Entry from June 4, 2002

A Dr. Weevil of http://www.doctorweevil.org writes:



I”m 90% sure that you were the one who wrote a piece I read a few years ago arguing that America”s teenagers do not need less violence in their movies, but more, as long as it is “sensible violence”, and specifically recommending The Sands of Iwo Jima. Am I right about that, and if so can you provide the exact reference? A search of your site hasn”t found it, and I don”t recall what journal it was in.


I ask because it”s very pertinent to an argument going on at the Volokh Conspiracy blog, where Eugene Volokh seems to have come to the same conclusion independently. See, for instance,


http://volokh.blogspot.com/2002_05_26_volokh_archive.html#85129930.

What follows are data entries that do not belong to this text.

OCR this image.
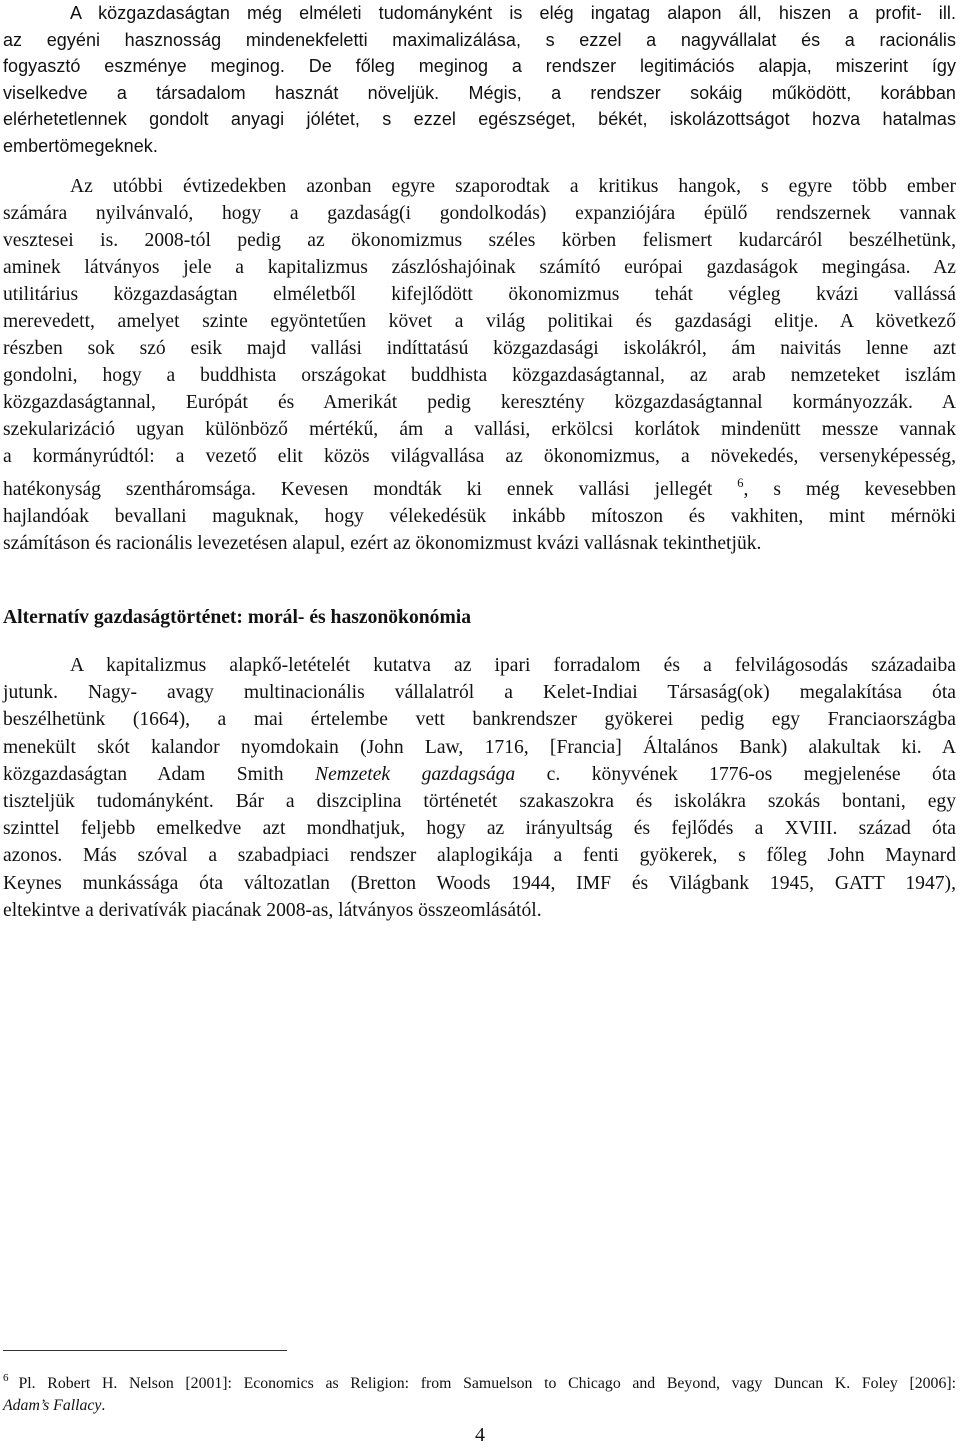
A közgazdaságtan még elméleti tudományként is elég ingatag alapon áll, hiszen a profit- ill.
az egyéni hasznosság mindenekfeletti maximalizálása, s ezzel a nagyvállalat és a racionális
fogyasztó eszménye meginog. De főleg meginog a rendszer legitimációs alapja, miszerint így
viselkedve a társadalom hasznát növeljük. Mégis, a rendszer sokáig működött, korábban
elérhetetlennek gondolt anyagi jólétet, s ezzel egészséget, békét, iskolázottságot hozva hatalmas
embertömegeknek.
Az utóbbi évtizedekben azonban egyre szaporodtak a kritikus hangok, s egyre több ember
számára nyilvánvaló, hogy a gazdaság(i gondolkodás) expanziójára épülő rendszernek vannak
vesztesei is. 2008-tól pedig az ökonomizmus széles körben felismert kudarcáról beszélhetünk,
aminek látványos jele a kapitalizmus zászlóshajóinak számító európai gazdaságok megingása. Az
utilitárius közgazdaságtan elméletből kifejlődött ökonomizmus tehát végleg kvázi vallássá
merevedett, amelyet szinte egyöntetűen követ a világ politikai és gazdasági elitje. A következő
részben sok szó esik majd vallási indíttatású közgazdasági iskolákról, ám naivitás lenne azt
gondolni, hogy a buddhista országokat buddhista közgazdaságtannal, az arab nemzeteket iszlám
közgazdaságtannal, Európát és Amerikát pedig keresztény közgazdaságtannal kormányozzák. A
szekularizáció ugyan különböző mértékű, ám a vallási, erkölcsi korlátok mindenütt messze vannak
a kormányrúdtól: a vezető elit közös világvallása az ökonomizmus, a növekedés, versenyképesség,
hatékonyság szentháromsága. Kevesen mondták ki ennek vallási jellegét $^6$, s még kevesebben
hajlandóak bevallani maguknak, hogy vélekedésük inkább mítoszon és vakhiten, mint mérnöki
számításon és racionális levezetésen alapul, ezért az ökonomizmust kvázi vallásnak tekinthetjük.
Alternatív gazdaságtörténet: morál- és haszonökonómia
A kapitalizmus alapkő-letételét kutatva az ipari forradalom és a felvilágosodás századaiba
jutunk. Nagy- avagy multinacionális vállalatról a Kelet-Indiai Társaság(ok) megalakítása óta
beszélhetünk (1664), a mai értelembe vett bankrendszer gyökerei pedig egy Franciaországba
menekült skót kalandor nyomdokain (John Law, 1716, [Francia] Általános Bank) alakultak ki. A
közgazdaságtan Adam Smith Nemzetek gazdagsága c. könyvének 1776-os megjelenése óta
tiszteljük tudományként. Bár a diszciplina történetét szakaszokra és iskolákra szokás bontani, egy
szinttel feljebb emelkedve azt mondhatjuk, hogy az irányultság és fejlődés a XVIII. század óta
azonos. Más szóval a szabadpiaci rendszer alaplogikája a fenti gyökerek, s főleg John Maynard
Keynes munkássága óta változatlan (Bretton Woods 1944, IMF és Világbank 1945, GATT 1947),
eltekintve a derivatívák piacának 2008-as, látványos összeomlásától.
$^6$ Pl. Robert H. Nelson [2001]: Economics as Religion: from Samuelson to Chicago and Beyond, vagy Duncan K. Foley [2006]:
Adam’s Fallacy.
4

By the way, I just noticed that your “Diary” feature is more or less a blog.


Dear Dr. Weevil,


Yes, I did write a piece on this subject in the New Criterion some years ago, though I don”t remember recommending The Sands of Iwo Jima in particular — not that I would quarrel with that recommendation. I don’t have the piece in electronic form anymore, but if you need it I can dig it out and fax it to you. My contention was that the very concept of “violence” is useless for any moral or intellectual purpose without further context. In other words, the who and the where and the why of violence is not just sometimes but always crucial to making any moral judgment about it. The violence of a mugger or a rapist is not treated by anybody in the same way as the violence used by a policeman in restraining him. What, then is the point of talking about “violence” — in the abstract — on TV or in the movies?

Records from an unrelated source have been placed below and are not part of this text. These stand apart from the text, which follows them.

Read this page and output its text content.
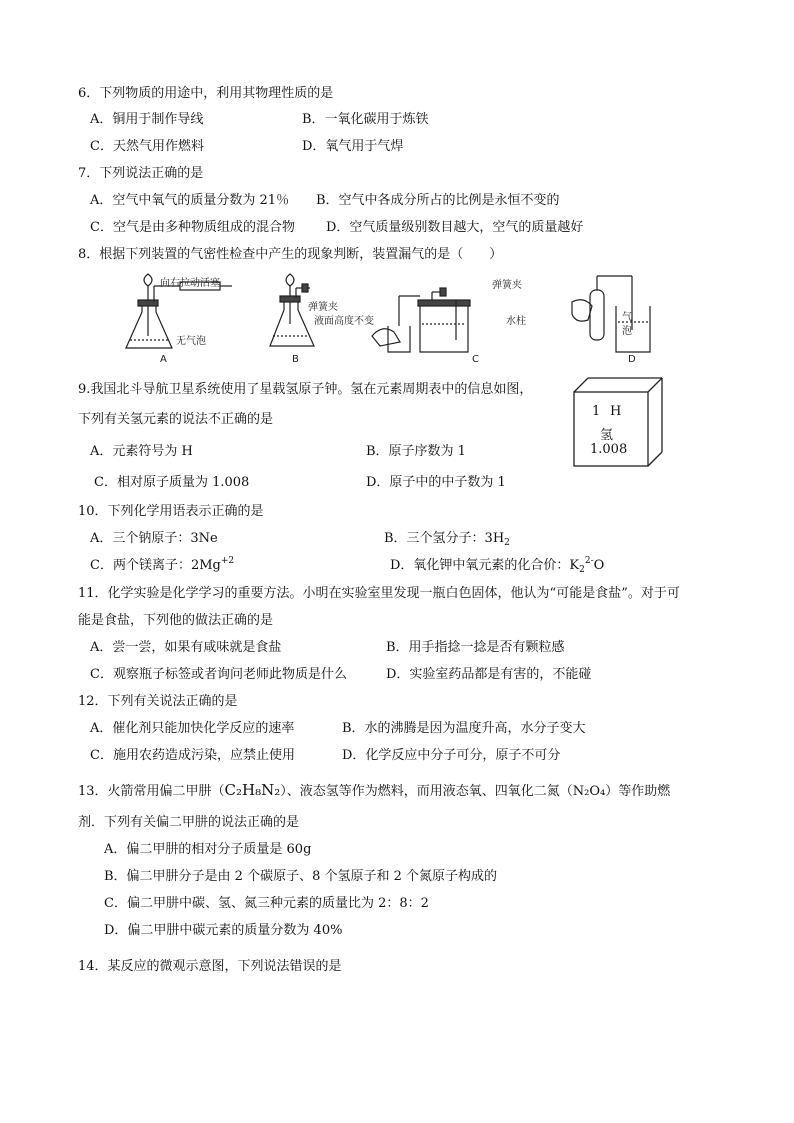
6．下列物质的用途中，利用其物理性质的是
A．铜用于制作导线	B．一氧化碳用于炼铁
C．天然气用作燃料	D．氧气用于气焊
7．下列说法正确的是
A．空气中氧气的质量分数为 21％ B．空气中各成分所占的比例是永恒不变的
C．空气是由多种物质组成的混合物 D．空气质量级别数目越大，空气的质量越好
8．根据下列装置的气密性检查中产生的现象判断，装置漏气的是（　　）
向右拉动活塞
无气泡
A
弹簧夹
液面高度不变
B
弹簧夹
水柱
C
气
泡
D
9.我国北斗导航卫星系统使用了星载氢原子钟。氢在元素周期表中的信息如图，
下列有关氢元素的说法不正确的是
A．元素符号为 H	B．原子序数为 1
C．相对原子质量为 1.008	D．原子中的中子数为 1
1 H
氢
1.008
10．下列化学用语表示正确的是
A．三个钠原子：3Ne	B．三个氢分子：$3H_2$
C．两个镁离子：$2Mg^{+2}$	D．氧化钾中氧元素的化合价：$K_2^{2-}O$
11．化学实验是化学学习的重要方法。小明在实验室里发现一瓶白色固体，他认为“可能是食盐”。对于可
能是食盐，下列他的做法正确的是
A．尝一尝，如果有咸味就是食盐	B．用手指捻一捻是否有颗粒感
C．观察瓶子标签或者询问老师此物质是什么	D．实验室药品都是有害的，不能碰
12．下列有关说法正确的是
A．催化剂只能加快化学反应的速率	B．水的沸腾是因为温度升高，水分子变大
C．施用农药造成污染，应禁止使用	D．化学反应中分子可分，原子不可分
13．火箭常用偏二甲肼（C₂H₈N₂）、液态氢等作为燃料，而用液态氧、四氧化二氮（N₂O₄）等作助燃
剂．下列有关偏二甲肼的说法正确的是
A．偏二甲肼的相对分子质量是 60g
B．偏二甲肼分子是由 2 个碳原子、8 个氢原子和 2 个氮原子构成的
C．偏二甲肼中碳、氢、氮三种元素的质量比为 2：8：2
D．偏二甲肼中碳元素的质量分数为 40%
14．某反应的微观示意图，下列说法错误的是
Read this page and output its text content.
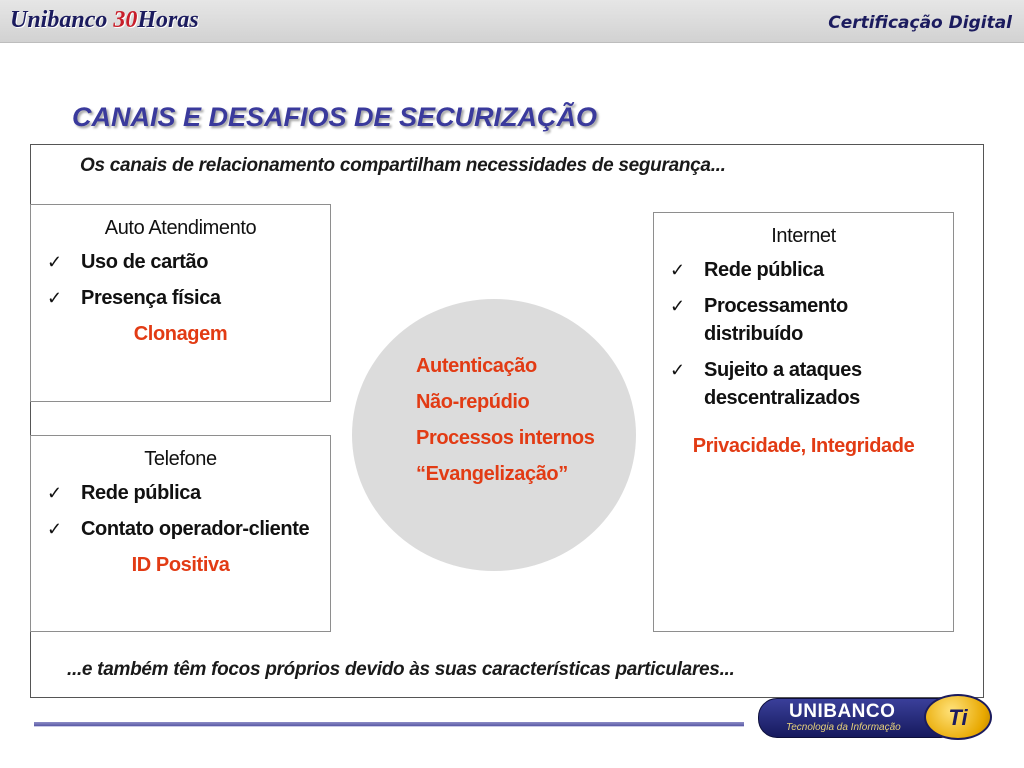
Unibanco 30Horas	Certificação Digital
CANAIS E DESAFIOS DE SECURIZAÇÃO
Os canais de relacionamento compartilham necessidades de segurança...
Auto Atendimento
✓ Uso de cartão
✓ Presença física
Clonagem
Telefone
✓ Rede pública
✓ Contato operador-cliente
ID Positiva
Internet
✓ Rede pública
✓ Processamento distribuído
✓ Sujeito a ataques descentralizados
Privacidade, Integridade
Autenticação
Não-repúdio
Processos internos
“Evangelização”
...e também têm focos próprios devido às suas características particulares...
UNIBANCO
Tecnologia da Informação	Ti
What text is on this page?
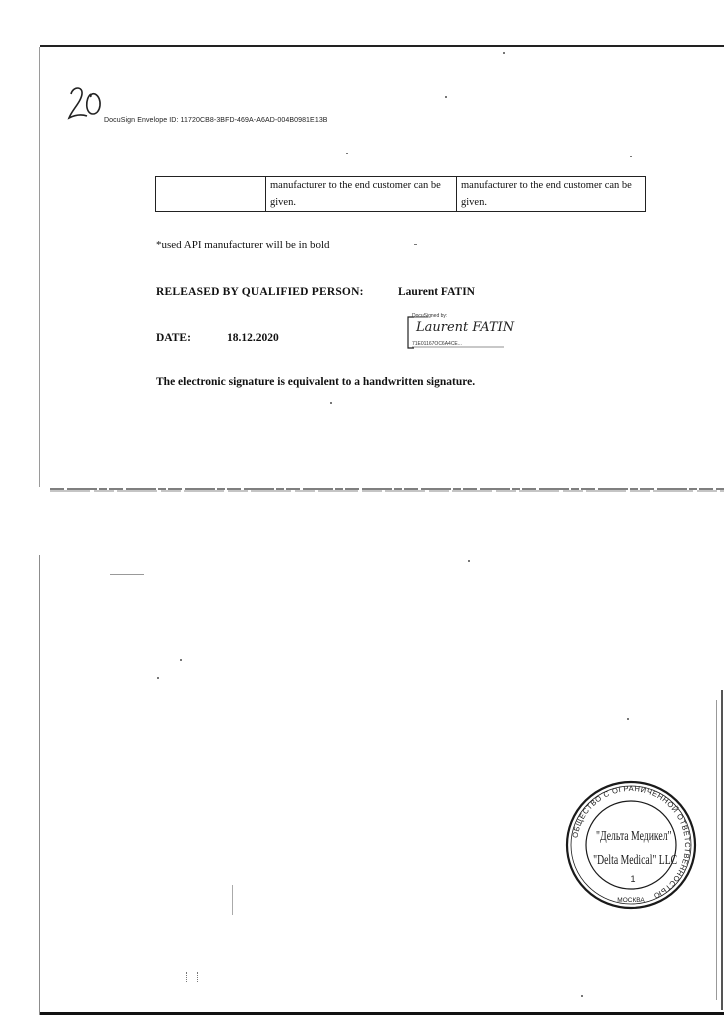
DocuSign Envelope ID: 11720CB8-3BFD-469A-A6AD-004B0981E13B
	manufacturer to the end customer can be given.	manufacturer to the end customer can be given.
*used API manufacturer will be in bold
RELEASED BY QUALIFIED PERSON:	Laurent FATIN
DATE:	18.12.2020
DocuSigned by:
Laurent FATIN
71E01167OC6A4CE...
The electronic signature is equivalent to a handwritten signature.
ОБЩЕСТВО С ОГРАНИЧЕННОЙ ОТВЕТСТВЕННОСТЬЮ
МОСКВА
"Дельта Медикел"
"Delta Medical" LLC
1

What people are really complaining about, I think, is the fact that, unlike the violent movies and TV shows of my youth, in which you always knew who were the good guys and who were the bad guys, those of today tend to treat criminal and legitimate violence as being indistinguishable. This is part of the more general detachment of art and entertainment from the real world and its deliverance into the kingdom of fantasy. In reality, it is hardly ever the case that we don”t know which kind of violence to approve of and which not to approve of; it is only in fantasy-land that we are prepared to look at generic violence, violence without its natural moral context, and say “cool!”

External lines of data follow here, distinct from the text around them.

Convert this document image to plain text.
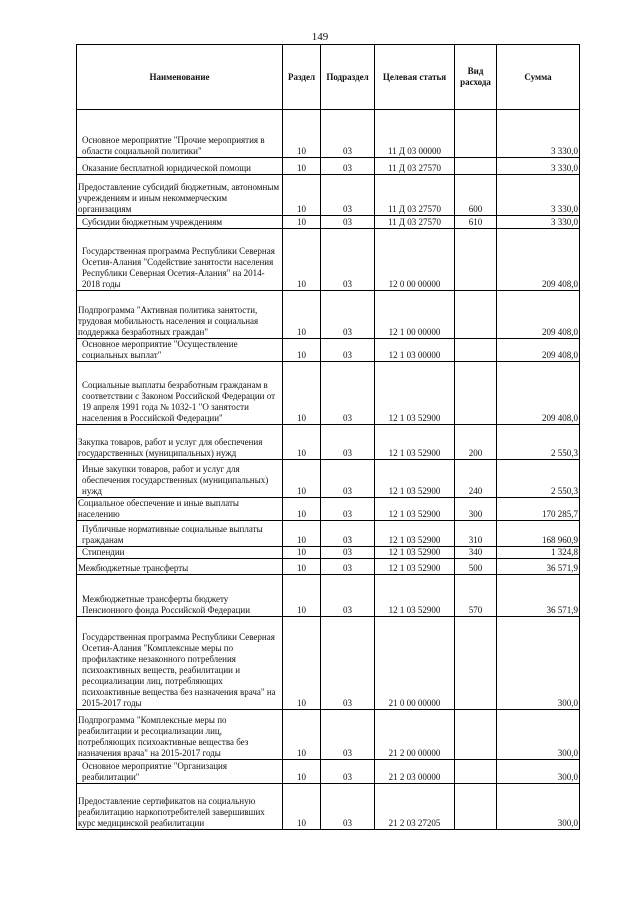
149
Наименование	Раздел	Подраздел	Целевая статья	Вид расхода	Сумма
Основное мероприятие "Прочие мероприятия в области социальной политики"	10	03	11 Д 03 00000		3 330,0
Оказание бесплатной юридической помощи	10	03	11 Д 03 27570		3 330,0
Предоставление субсидий бюджетным, автономным учреждениям и иным некоммерческим организациям	10	03	11 Д 03 27570	600	3 330,0
Субсидии бюджетным учреждениям	10	03	11 Д 03 27570	610	3 330,0
Государственная программа Республики Северная Осетия-Алания "Содействие занятости населения Республики Северная Осетия-Алания" на 2014-2018 годы	10	03	12 0 00 00000		209 408,0
Подпрограмма "Активная политика занятости, трудовая мобильность населения и социальная поддержка безработных граждан"	10	03	12 1 00 00000		209 408,0
Основное мероприятие "Осуществление социальных выплат"	10	03	12 1 03 00000		209 408,0
Социальные выплаты безработным гражданам в соответствии с Законом Российской Федерации от 19 апреля 1991 года № 1032-1 "О занятости населения в Российской Федерации"	10	03	12 1 03 52900		209 408,0
Закупка товаров, работ и услуг для обеспечения государственных (муниципальных) нужд	10	03	12 1 03 52900	200	2 550,3
Иные закупки товаров, работ и услуг для обеспечения государственных (муниципальных) нужд	10	03	12 1 03 52900	240	2 550,3
Социальное обеспечение и иные выплаты населению	10	03	12 1 03 52900	300	170 285,7
Публичные нормативные социальные выплаты гражданам	10	03	12 1 03 52900	310	168 960,9
Стипендии	10	03	12 1 03 52900	340	1 324,8
Межбюджетные трансферты	10	03	12 1 03 52900	500	36 571,9
Межбюджетные трансферты бюджету Пенсионного фонда Российской Федерации	10	03	12 1 03 52900	570	36 571,9
Государственная программа Республики Северная Осетия-Алания "Комплексные меры по профилактике незаконного потребления психоактивных веществ, реабилитации и ресоциализации лиц, потребляющих психоактивные вещества без назначения врача" на 2015-2017 годы	10	03	21 0 00 00000		300,0
Подпрограмма "Комплексные меры по реабилитации и ресоциализации лиц, потребляющих психоактивные вещества без назначения врача" на 2015-2017 годы	10	03	21 2 00 00000		300,0
Основное мероприятие "Организация реабилитации"	10	03	21 2 03 00000		300,0
Предоставление сертификатов на социальную реабилитацию наркопотребителей завершивших курс медицинской реабилитации	10	03	21 2 03 27205		300,0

Yeah I know. I might as well admit to being a blogger. I find myself a practitioner of what is rapidly becoming the new national pastime, media criticism. In fact, I have professional status, which might or might not indicate that I am particularly good at it. Certainly, unlike baseball, media criticism does not always reward its best players with the most money. In fact, you could almost say that at this stage of the league’s development, the best are also the most likely to be paid little or nothing for their thundering round-trippers while those who make the big bucks are usually over-the-hill and hitless in many, many at-bats. But thanks for linking to me as a “Miscellaneous Site” anyway.